Estamos viviendo lo que los griegos llamaban el kairós (‘el momento justo’) para «una metamorfosis de los dioses», de los principios y símbolos fundamentales. Esta peculiaridad de nuestro tiempo, que desde luego no hemos elegido a propósito, es la manifestación del hombre inconsciente que habita en nosotros y que está cambiando.
Carl Jung, Civilización en transición, 1952. Obra Completa, vol. X.
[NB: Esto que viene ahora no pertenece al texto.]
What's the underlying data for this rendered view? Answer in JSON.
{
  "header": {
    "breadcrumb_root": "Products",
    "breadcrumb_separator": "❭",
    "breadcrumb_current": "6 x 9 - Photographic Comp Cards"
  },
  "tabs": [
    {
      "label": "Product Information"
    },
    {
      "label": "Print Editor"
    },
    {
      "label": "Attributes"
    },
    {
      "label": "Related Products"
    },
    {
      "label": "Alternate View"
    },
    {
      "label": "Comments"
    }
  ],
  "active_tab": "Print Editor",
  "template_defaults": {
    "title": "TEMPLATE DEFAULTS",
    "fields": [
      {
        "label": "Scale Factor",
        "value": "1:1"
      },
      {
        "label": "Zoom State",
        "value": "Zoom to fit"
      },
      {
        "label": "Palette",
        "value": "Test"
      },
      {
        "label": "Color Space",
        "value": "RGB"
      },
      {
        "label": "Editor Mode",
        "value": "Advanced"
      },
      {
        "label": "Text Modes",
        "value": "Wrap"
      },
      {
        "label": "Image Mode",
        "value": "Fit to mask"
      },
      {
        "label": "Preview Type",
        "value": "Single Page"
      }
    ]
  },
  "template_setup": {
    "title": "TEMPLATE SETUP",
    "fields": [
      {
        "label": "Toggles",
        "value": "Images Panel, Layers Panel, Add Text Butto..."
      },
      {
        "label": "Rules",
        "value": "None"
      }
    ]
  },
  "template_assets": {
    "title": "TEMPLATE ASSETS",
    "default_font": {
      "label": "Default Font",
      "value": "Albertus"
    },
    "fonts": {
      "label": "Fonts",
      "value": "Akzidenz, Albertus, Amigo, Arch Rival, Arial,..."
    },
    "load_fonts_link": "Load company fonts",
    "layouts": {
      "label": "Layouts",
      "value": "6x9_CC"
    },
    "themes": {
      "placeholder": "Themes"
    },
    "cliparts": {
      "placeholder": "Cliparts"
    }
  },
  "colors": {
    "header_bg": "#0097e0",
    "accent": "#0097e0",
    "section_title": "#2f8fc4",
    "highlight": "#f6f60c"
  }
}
La razón, como regulador absoluto del mundo, y el sujeto, elemento activo de ese proceso, nos han traído, dicen los demócratas, mucha riqueza, mucha igualdad y mucha paz. Sí, pero un jaleo de proporciones bíblicas. La traza de la historia, atendiendo exclusivamente a la ciencia, la economía y el Estado, ha dado lugar a una sociedad controlada y que controla, formada por elementos que dicen conocer sus límites, pero nada saben de sí mismos. Por si fuera poco, la ciencia sobre la que se sustentaban estas ideas del dominio del mundo por el hombre y su batería de explotación técnica y monetaria ha dado un giro copernicano, lejísimos de la física newtoniana y del sujeto cartesiano, o incluso del revolucionario marxista. Bueno, ese se ha convertido en un espectro, tal y como reescribió el posmodernismo, cercada la interpretación material por un ejército de presencias mediáticas imposibles de reducir a un sistema binario de objetos e ideas.
Antes de concebir a ese sujeto racional, la naturaleza era el único origen de nuestros desvelos. La especie humana estaba incluida en el flujo perpetuo de ciclos y transformación de todo lo visible e invisible. Solo los dioses y algunos personajes principales podían hacer y deshacer a su antojo. Cuando creamos al sujeto pensante, con sus límites bien marcados, y lo pusimos a dar forma a la vida singular y colectiva, nadie quiso reparar en que iba a ser de muy poca utilidad, al ser también objeto, luego herramienta, del sistema que estaba ayudando a fabricar. Por lo tanto, prisionero de sí mismo, encapsulado en una forma que se terminaría por rebelar. Todo lo que se salía del «marco referencial» de la sociedad poscapitalista, que aún se maneja con los conceptos del siglo XIX, es decir, todo lo que representa lo femenino, lo híbrido y lo cambiante ha resultado tener el verdadero poder, tan decisivo como las revoluciones sociales, o tan destructivo como la mutación de las células, lo que por otra parte llevaban afirmando las filosofías y las religiones desde el principio de nuestro tiempo.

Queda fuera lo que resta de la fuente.